Meta sort Muse Spark, et Zuck remonte enfin dans le train de l’IA

Après une année de silence radio qui ressemblait plus à une déroute, Meta revient sur le devant de la scène IA avec Muse Spark. Le premier modèle de la série interne Avocado, fruit de l’équipe « superintelligence » montée l’année dernière avec des salaires à faire pâlir un trader de Wall Street. On parle de paquets à des centaines de millions de dollars pour certains ingénieurs, et d’un deal de 14,3 milliards pour débaucher Alex Wang, le patron de Scale AI. Pourquoi tant d’efforts ? Parce que Llama 4, leur précédente tentative, s’est plantée en beauté. Et que Zuckerberg en avait marre de regarder les autres jouer les premiers rôles.
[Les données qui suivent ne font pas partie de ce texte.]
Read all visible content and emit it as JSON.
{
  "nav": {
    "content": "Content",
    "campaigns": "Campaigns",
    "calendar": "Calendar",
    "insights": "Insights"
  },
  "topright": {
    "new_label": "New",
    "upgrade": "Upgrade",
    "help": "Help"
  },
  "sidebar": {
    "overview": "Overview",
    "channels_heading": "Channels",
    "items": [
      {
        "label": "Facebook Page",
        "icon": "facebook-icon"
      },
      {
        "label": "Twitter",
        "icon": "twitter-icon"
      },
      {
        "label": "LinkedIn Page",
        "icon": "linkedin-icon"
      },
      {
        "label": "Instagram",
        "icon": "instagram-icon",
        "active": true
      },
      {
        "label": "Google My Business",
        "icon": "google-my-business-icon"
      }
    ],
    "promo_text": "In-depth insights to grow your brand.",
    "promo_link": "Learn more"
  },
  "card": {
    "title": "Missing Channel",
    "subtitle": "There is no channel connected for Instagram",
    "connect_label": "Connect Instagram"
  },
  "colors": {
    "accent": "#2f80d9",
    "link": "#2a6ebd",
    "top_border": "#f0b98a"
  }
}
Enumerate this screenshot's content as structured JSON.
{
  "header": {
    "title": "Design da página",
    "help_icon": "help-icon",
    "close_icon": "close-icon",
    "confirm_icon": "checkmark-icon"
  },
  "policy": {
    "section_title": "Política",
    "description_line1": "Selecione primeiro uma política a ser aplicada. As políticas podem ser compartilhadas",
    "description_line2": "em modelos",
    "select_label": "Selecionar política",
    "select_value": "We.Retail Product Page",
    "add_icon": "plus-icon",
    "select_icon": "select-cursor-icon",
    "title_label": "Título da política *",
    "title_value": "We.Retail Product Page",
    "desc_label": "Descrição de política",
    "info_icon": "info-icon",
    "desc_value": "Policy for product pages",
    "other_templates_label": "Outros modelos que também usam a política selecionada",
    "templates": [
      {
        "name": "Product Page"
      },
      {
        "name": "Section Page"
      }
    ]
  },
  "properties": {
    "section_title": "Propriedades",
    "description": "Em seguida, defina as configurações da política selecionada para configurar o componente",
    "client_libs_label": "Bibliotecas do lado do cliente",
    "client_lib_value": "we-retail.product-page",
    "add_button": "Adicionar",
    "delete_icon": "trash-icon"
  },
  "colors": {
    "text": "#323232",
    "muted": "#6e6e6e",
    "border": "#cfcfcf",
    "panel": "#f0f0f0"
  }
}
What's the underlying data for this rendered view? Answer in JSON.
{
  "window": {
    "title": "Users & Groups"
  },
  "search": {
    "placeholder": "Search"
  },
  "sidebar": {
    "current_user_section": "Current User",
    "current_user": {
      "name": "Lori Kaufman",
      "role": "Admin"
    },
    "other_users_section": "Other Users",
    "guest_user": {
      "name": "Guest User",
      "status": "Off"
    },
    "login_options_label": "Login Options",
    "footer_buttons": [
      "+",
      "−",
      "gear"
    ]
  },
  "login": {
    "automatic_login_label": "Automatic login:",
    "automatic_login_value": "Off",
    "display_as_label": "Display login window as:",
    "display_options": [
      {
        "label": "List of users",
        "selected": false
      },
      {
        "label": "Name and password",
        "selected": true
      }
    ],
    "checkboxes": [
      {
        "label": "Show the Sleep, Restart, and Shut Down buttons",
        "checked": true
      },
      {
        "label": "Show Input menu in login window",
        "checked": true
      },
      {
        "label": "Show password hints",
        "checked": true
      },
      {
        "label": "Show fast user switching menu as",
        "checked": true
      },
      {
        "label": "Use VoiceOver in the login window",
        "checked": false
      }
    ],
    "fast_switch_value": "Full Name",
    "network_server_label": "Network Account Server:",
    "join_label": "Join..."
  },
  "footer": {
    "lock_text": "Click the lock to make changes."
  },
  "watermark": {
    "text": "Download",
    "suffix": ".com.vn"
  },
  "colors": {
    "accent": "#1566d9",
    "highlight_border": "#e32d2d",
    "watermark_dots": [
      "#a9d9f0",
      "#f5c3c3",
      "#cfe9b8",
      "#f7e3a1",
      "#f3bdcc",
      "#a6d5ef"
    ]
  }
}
Les benchmarks ? Ils sont « formidables » selon Wired. Compétitifs avec OpenAI, Google et Anthropic en langage, dit The Guardian. Mais creuse un peu, et tu découvres que Muse Spark traîne la patte en coding. C’est le syndrome classique du rattrapage : tu te concentres sur un truc, tu négliges l’autre. Meta veut absolument prouver que ses investissements pharaoniques valent le coup, alors ils sortent ce qu’ils ont sous la main. Le modèle sera d’abord dispo sur l’app Meta AI et le site, avant de débarquer dans WhatsApp et Instagram. Parce que franchement, ce qui manque à ton feed Instagram, c’est un chatbot qui génère du texte moyen.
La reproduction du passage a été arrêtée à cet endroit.